In just two days, UCLA takes on it’s older brother from the north. Unlike UCLA, Cal is not the favorite sibling in the family. The Bruins are 4-1, while the Golden Bears are just 1-4. Right now we’ll take a look at the reason Cal has struggled. Yesterday, we discussed the problems they have defensively. Today, we’ll expose their biggest flaws offensively, because that’s what younger brothers do, right?

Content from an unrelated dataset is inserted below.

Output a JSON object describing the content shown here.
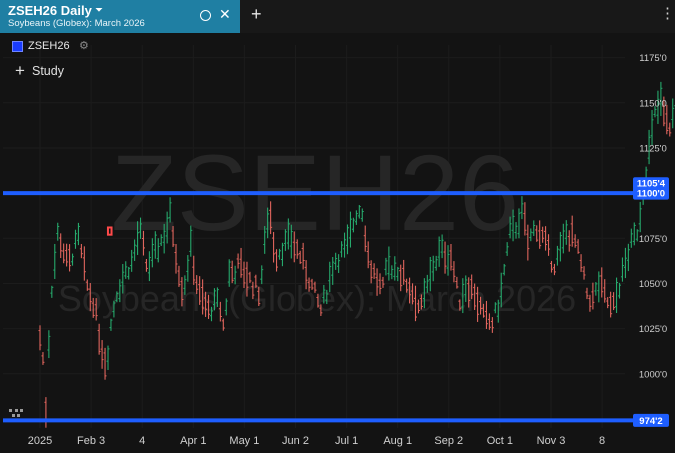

Up front, the Golden Bears have struggled mightily to protect the quarterback. Despite returning three of the five starters from last season’s O-line, Cal’s front line couldn’t stop an average Pop Warner D-line right now. They gave up seven sacks to Arizona State one week ago, and have given up 20 sacks in the last three games. Any hopes of slowing down Anthony Barr, Damien Holmes, and the rest of the Bruins pass rush attack may just be a Golden Bear dream.
At Quarterback, Zach Maynard is the man, and Cal fans aren’t too happy about it. Maynard struggled early last season, but came on fairly strong at the end of the year. He solidified his position in spring and summer camp, but has struggled when it matters in fall. Maynard is completing just 57% of his passes and is 81st in the country in passing yards per game. Despite throwing the ball just over 30 times a game, he only has 5 touchdowns on the season. For comparison, Brett Hundley has over twice as many touchdowns(11), with just 5 more attempts per game. Last season, Maynard really struggled protecting the ball. He threw 10 interceptions in his first 8 games. This season, he has protected the ball a bit better, but still thrown four interceptions in five games. The problem is, even if you aren’t throwing touchdowns, you need to move the ball. He hasn’t done that. The California offense is 80th in points scored in the country.
Despite having a terrible offensive line and not much of a passing threat, Cal is able to run the ball at a respectable rate. They are 55th in the country in rushing, averaging 172 yards per game. The workhorse out of the backfield is isi Sofele. The Senior back rushed for over 1,300 yards last season. Thus far in 2012, he averages 5 yards per carry and has found the endzone twice. The problem for Sofele is, he isn’t getting the ball enough. He is averaging just 13.5 carries per game. If the Bruins can get an early lead, they may be able to neutralize Sofele, as offensive coordinator Jim Michalczik often neglects the run if they trail early.
The strength of the Golden Bear offense is one player: Keenan Allen. Allen, who is one of the best receivers in the entire country, is dangerous. He averages almost 7 catches per game and 12 yards per catch. Allen, a junior, is 6-3 210 pounds and runs like the wind. He is elusive after the catch and has good hands. Last season, Allen had 1,343 receiving yards to lead the Bears. This year, he has been neutralized a bit so far due to more attention. If Allen gets single coverage, his half-brother Maynard will look for him all game. If he gets bracket coverage and multiple looks, someone else will need to step up. Other receivers who are yet to show a whole lot are the trio of freshmen Bryce Treggs, Darius Powe, and Chris Harper.